7.4.1. L'art. 4 LRCF correspond à l'art. 44 al. 1 CO, de sorte qu'il est possible de s'inspirer de la jurisprudence sur la faute propre du lésé ("Selbstverschulden") selon cette dernière disposition pour examiner les raisons qui, selon la première, justifient une réduction ou une exclusion des dommages-intérêts (ATF 122 V 185 consid. 3b; AUBRY GIRARDIN, Responsabilité de l'Etat: un aperçu de la jurisprudence, in La responsabilité de l'Etat, 2012, p. 141). En droit civil, une faute concomitante du lésé doit être retenue si ce dernier, par son comportement, a contribué dans une mesure importante à créer ou à aggraver le dommage alors que l'on aurait pu attendre raisonnablement de tout tiers se trouvant dans la même situation qu'il prenne des mesures de précaution, susceptibles d'écarter ou de réduire ce dommage (ATF 146 III 387 consid. 6.3.2).  
En matière de responsabilité de l'employeur pour le non-paiement des cotisations sociales au sens de l'art. 52 LAVS, la jurisprudence admet l'application par analogie des art. 4 LRCF et 44 al. 1 CO, conduisant à la réduction de l'obligation de réparer le dommage en raison d'une faute propre de la caisse de compensation intéressée (ATF 122 V 185). Il faut cependant que l'administration ait gravement violé ses devoirs, ce qui sera le cas lorsque la caisse a violé des prescriptions élémentaires en matière de fixation et de perception des cotisations; la violation de ces obligations doit être constitutive de négligence grave et être en relation de causalité avec le dommage subi (ATF 122 V 185 précité consid. 3c; arrêts 9C_37/2019 du 1 er juillet 2019 consid. 2, in SVR 2019 AHV n° 23 p. 65; H 57/06 du 26 juin 2006 consid. 5.1 et la référence).  
 
7.4.2. En l'espèce, il n'est pas contesté que A.________ ne s'est pas renseigné auprès de Publica sur ses droits en matière de prévoyance professionnelle à réception de l'arrêt du Tribunal fédéral du 28 juin 2006 lui reconnaissant son statut d'employé public soumis à la LPers. Sur ce point, on ne saurait reprocher aux premiers juges d'avoir établi les faits de manière arbitraire. En revanche, s'agissant de leur constatation selon laquelle A.________ s'est opposé à ce que son dossier soit transmis à Publica pour qu'elle se prononce sur sa date d'affiliation, si en soi cette constatation n'apparaît pas erronée, elle n'en reste pas moins sujette à caution dans la mesure où elle laisse entendre que le prénommé ne souhaitait pas que l'institution de prévoyance fût mise au courant des rapports de service.

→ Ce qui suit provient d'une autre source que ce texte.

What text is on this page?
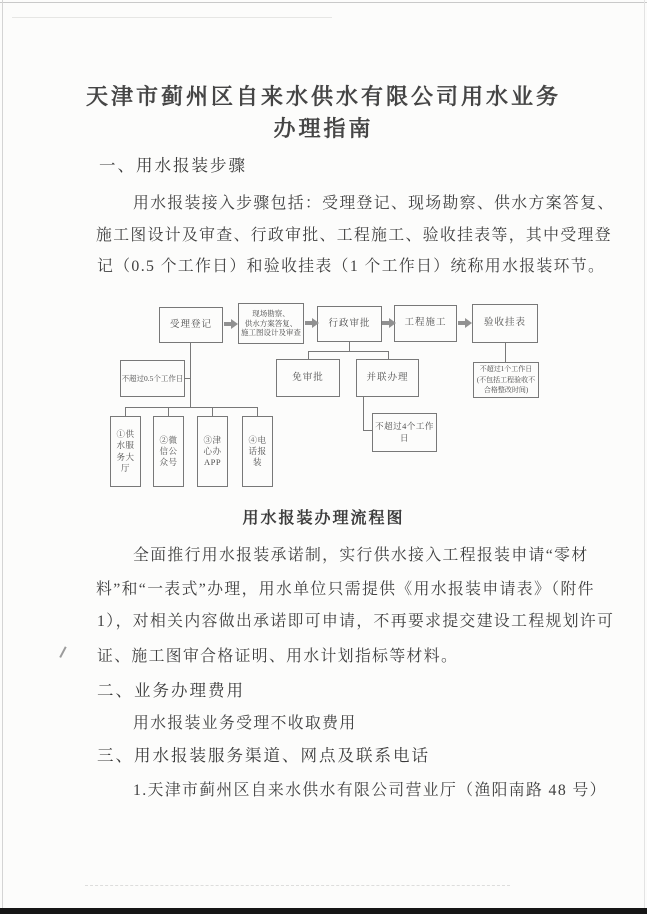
天津市蓟州区自来水供水有限公司用水业务
办理指南
一、用水报装步骤
用水报装接入步骤包括：受理登记、现场勘察、供水方案答复、
施工图设计及审查、行政审批、工程施工、验收挂表等，其中受理登
记（0.5 个工作日）和验收挂表（1 个工作日）统称用水报装环节。
受理登记
现场勘察、
供水方案答复、
施工图设计及审查
行政审批	工程施工	验收挂表
不超过0.5个工作日	免审批	并联办理
不超过4个工作日
不超过1个工作日
(不包括工程验收不
合格整改时间)
①供水服务大厅
②微信公众号
③津心办APP
④电话报装
用水报装办理流程图
全面推行用水报装承诺制，实行供水接入工程报装申请“零材
料”和“一表式”办理，用水单位只需提供《用水报装申请表》（附件
1），对相关内容做出承诺即可申请，不再要求提交建设工程规划许可
证、施工图审合格证明、用水计划指标等材料。
二、业务办理费用
用水报装业务受理不收取费用
三、用水报装服务渠道、网点及联系电话
1.天津市蓟州区自来水供水有限公司营业厅（渔阳南路 48 号）
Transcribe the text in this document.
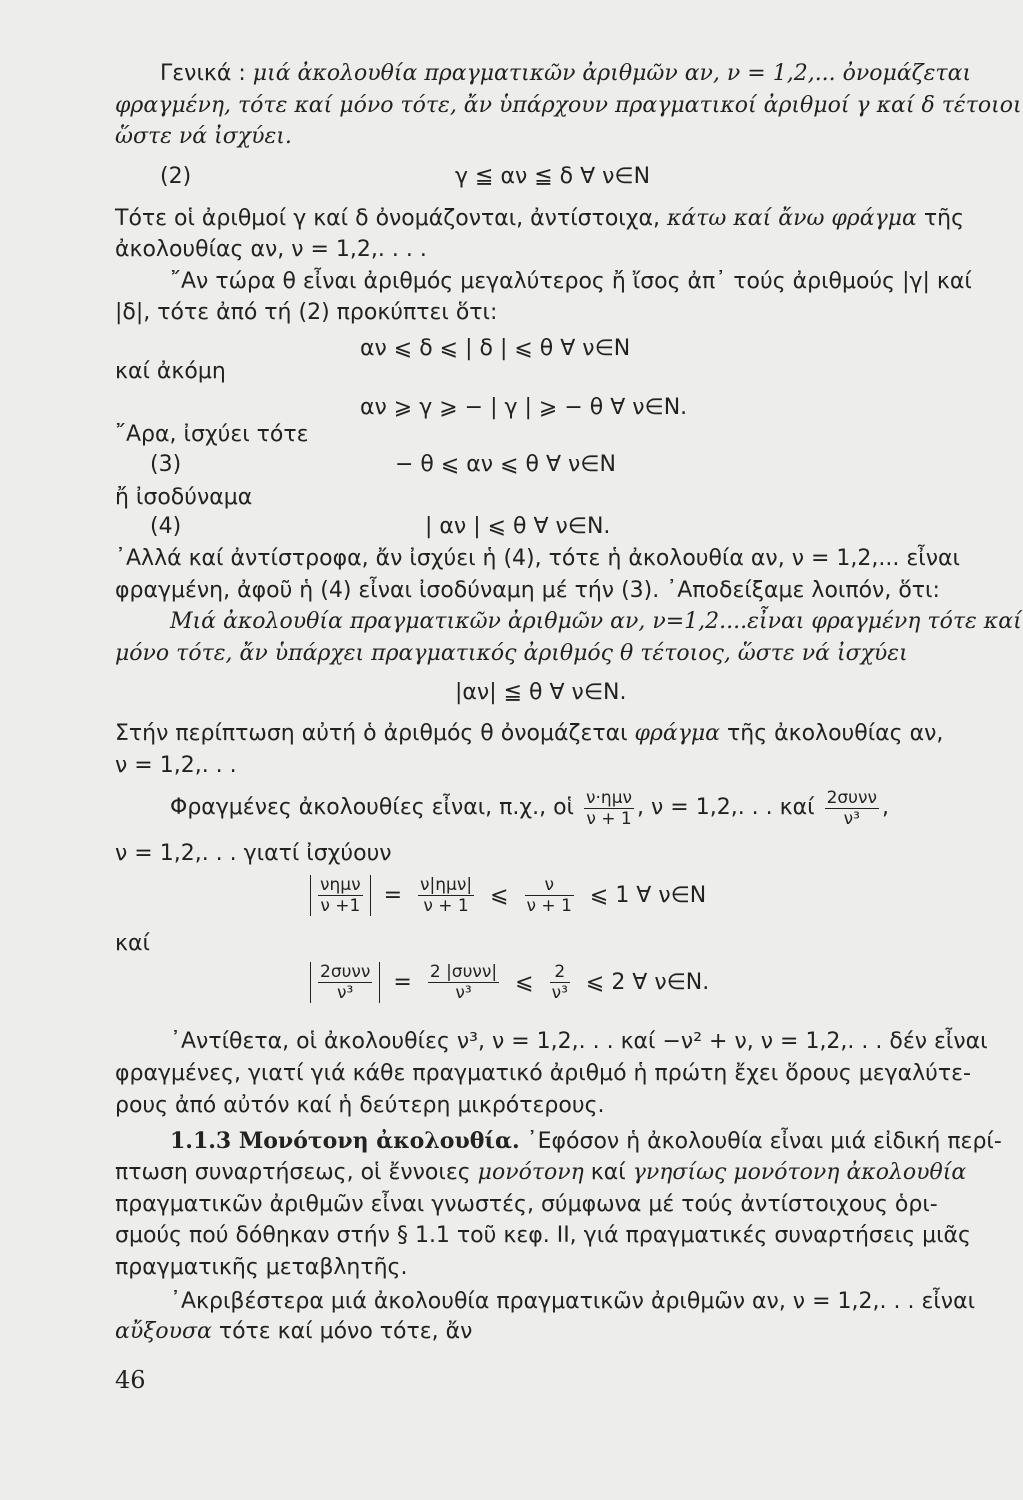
Γενικά : μιά ἀκολουθία πραγματικῶν ἀριθμῶν αν, ν = 1,2,... ὀνομάζεται
φραγμένη, τότε καί μόνο τότε, ἄν ὑπάρχουν πραγματικοί ἀριθμοί γ καί δ τέτοιοι
ὥστε νά ἰσχύει.
(2)	γ ≦ αν ≦ δ ∀ ν∈N
Τότε οἱ ἀριθμοί γ καί δ ὀνομάζονται, ἀντίστοιχα, κάτω καί ἄνω φράγμα τῆς
ἀκολουθίας αν, ν = 1,2,. . . .
῎Αν τώρα θ εἶναι ἀριθμός μεγαλύτερος ἤ ἴσος ἀπ᾽ τούς ἀριθμούς |γ| καί
|δ|, τότε ἀπό τή (2) προκύπτει ὅτι:
αν ⩽ δ ⩽ | δ | ⩽ θ ∀ ν∈N
καί ἀκόμη
αν ⩾ γ ⩾ − | γ | ⩾ − θ ∀ ν∈N.
῎Αρα, ἰσχύει τότε
(3)	− θ ⩽ αν ⩽ θ ∀ ν∈N
ἤ ἰσοδύναμα
(4)	| αν | ⩽ θ ∀ ν∈N.
᾽Αλλά καί ἀντίστροφα, ἄν ἰσχύει ἡ (4), τότε ἡ ἀκολουθία αν, ν = 1,2,... εἶναι
φραγμένη, ἀφοῦ ἡ (4) εἶναι ἰσοδύναμη μέ τήν (3). ᾽Αποδείξαμε λοιπόν, ὅτι:
Μιά ἀκολουθία πραγματικῶν ἀριθμῶν αν, ν=1,2....εἶναι φραγμένη τότε καί
μόνο τότε, ἄν ὑπάρχει πραγματικός ἀριθμός θ τέτοιος, ὥστε νά ἰσχύει
|αν| ≦ θ ∀ ν∈N.
Στήν περίπτωση αὐτή ὁ ἀριθμός θ ὀνομάζεται φράγμα τῆς ἀκολουθίας αν,
ν = 1,2,. . .
Φραγμένες ἀκολουθίες εἶναι, π.χ., οἱ $\frac{\text{ν·ημν}}{\nu + 1}$ , ν = 1,2,. . . καί $\frac{\text{2συνν}}{\text{ν³}}$ ,
ν = 1,2,. . . γιατί ἰσχύουν
$\frac{\text{νημν}}{\nu +1} = \frac{\text{ν|ημν|}}{\nu + 1}$ ⩽ $\frac{\nu}{\nu + 1}$ ⩽ 1 ∀ ν∈N
καί
$\frac{\text{2συνν}}{\text{ν³}} = \frac{\text{2 |συνν|}}{\text{ν³}}$ ⩽ $\frac{2}{\text{ν³}}$ ⩽ 2 ∀ ν∈N.
᾽Αντίθετα, οἱ ἀκολουθίες ν³, ν = 1,2,. . . καί −ν² + ν, ν = 1,2,. . . δέν εἶναι
φραγμένες, γιατί γιά κάθε πραγματικό ἀριθμό ἡ πρώτη ἔχει ὅρους μεγαλύτε-
ρους ἀπό αὐτόν καί ἡ δεύτερη μικρότερους.
1.1.3 Μονότονη ἀκολουθία. ᾽Εφόσον ἡ ἀκολουθία εἶναι μιά εἰδική περί-
πτωση συναρτήσεως, οἱ ἔννοιες μονότονη καί γνησίως μονότονη ἀκολουθία
πραγματικῶν ἀριθμῶν εἶναι γνωστές, σύμφωνα μέ τούς ἀντίστοιχους ὁρι-
σμούς πού δόθηκαν στήν § 1.1 τοῦ κεφ. ΙΙ, γιά πραγματικές συναρτήσεις μιᾶς
πραγματικῆς μεταβλητῆς.
᾽Ακριβέστερα μιά ἀκολουθία πραγματικῶν ἀριθμῶν αν, ν = 1,2,. . . εἶναι
αὔξουσα τότε καί μόνο τότε, ἄν
46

A l'évidence, tel n'était pas le but poursuivi par A.________ en recourant contre les décisions de l'EPFL du 27 novembre 2007 et de la CRIEPF du 4 novembre 2008 en tant qu'elles transmettaient le dossier à Publica pour que celle-ci se prononce sur le caractère éventuellement rétroactif de son affiliation. En effet, si l'intéressé s'y est opposé, c'est parce qu'il considérait qu'il n'appartenait pas à Publica de se prononcer sur la question, mais aux autorités saisies d'ordonner son affiliation avec effet rétroactif au 1 er octobre 1980 (cf. la motivation et les conclusions des actes de recours; voir aussi arrêt A-7976/2008 du Tribunal administratif fédéral du 13 janvier 2010 consid. 3 et arrêt 9C_640/2013 let. A.b). Cela dit, le point de savoir si l'on peut retenir une faute concomitante de l'intéressé sur la base des constatations de fait de l'arrêt attaqué, avec la précision susmentionnée, est une question de droit, que la cour de céans revoit librement.  
 
7.4.3. En l'occurrence, dans l'arrêt 2A.658/2005 du 28 juin 2006, le Tribunal fédéral a considéré que A.________ devait être mis au bénéfice d'un contrat de travail de durée indéterminée dans le respect des règles régissant les assurances sociales (consid. 4). Ensuite, dans l'arrêt 9C_640/2013 rendu le 23 avril 2014 (ATF 140 V 154), il a examiné la question de la prescription des créances originaires de cotisations en se fondant sur les principes découlant de l'ATF 136 V 73, selon lesquels si l'institution de prévoyance n'a pas connaissance de l'existence de rapports de travail soumis à cotisations à cause d'une violation qualifiée de l'obligation de déclarer de l'employeur, l'exigibilité des créances de cotisations est différée jusqu'au moment où l'institution a connaissance de l'existence des rapports de travail déterminants; dans un tel cas, la créance individuelle de cotisation se prescrit cependant de manière absolue par dix ans à compter de sa naissance virtuelle. Aussi le Tribunal fédéral a-t-il confirmé la prescription des créances de cotisations pour la période du 1 er octobre 1980 au 31 décembre 1998, étant donné que Publica avait été informée de l'existence des rapports de service le 18 décembre 2008 seulement (consid. 6.3.1, 6.3.4 et 6.4).  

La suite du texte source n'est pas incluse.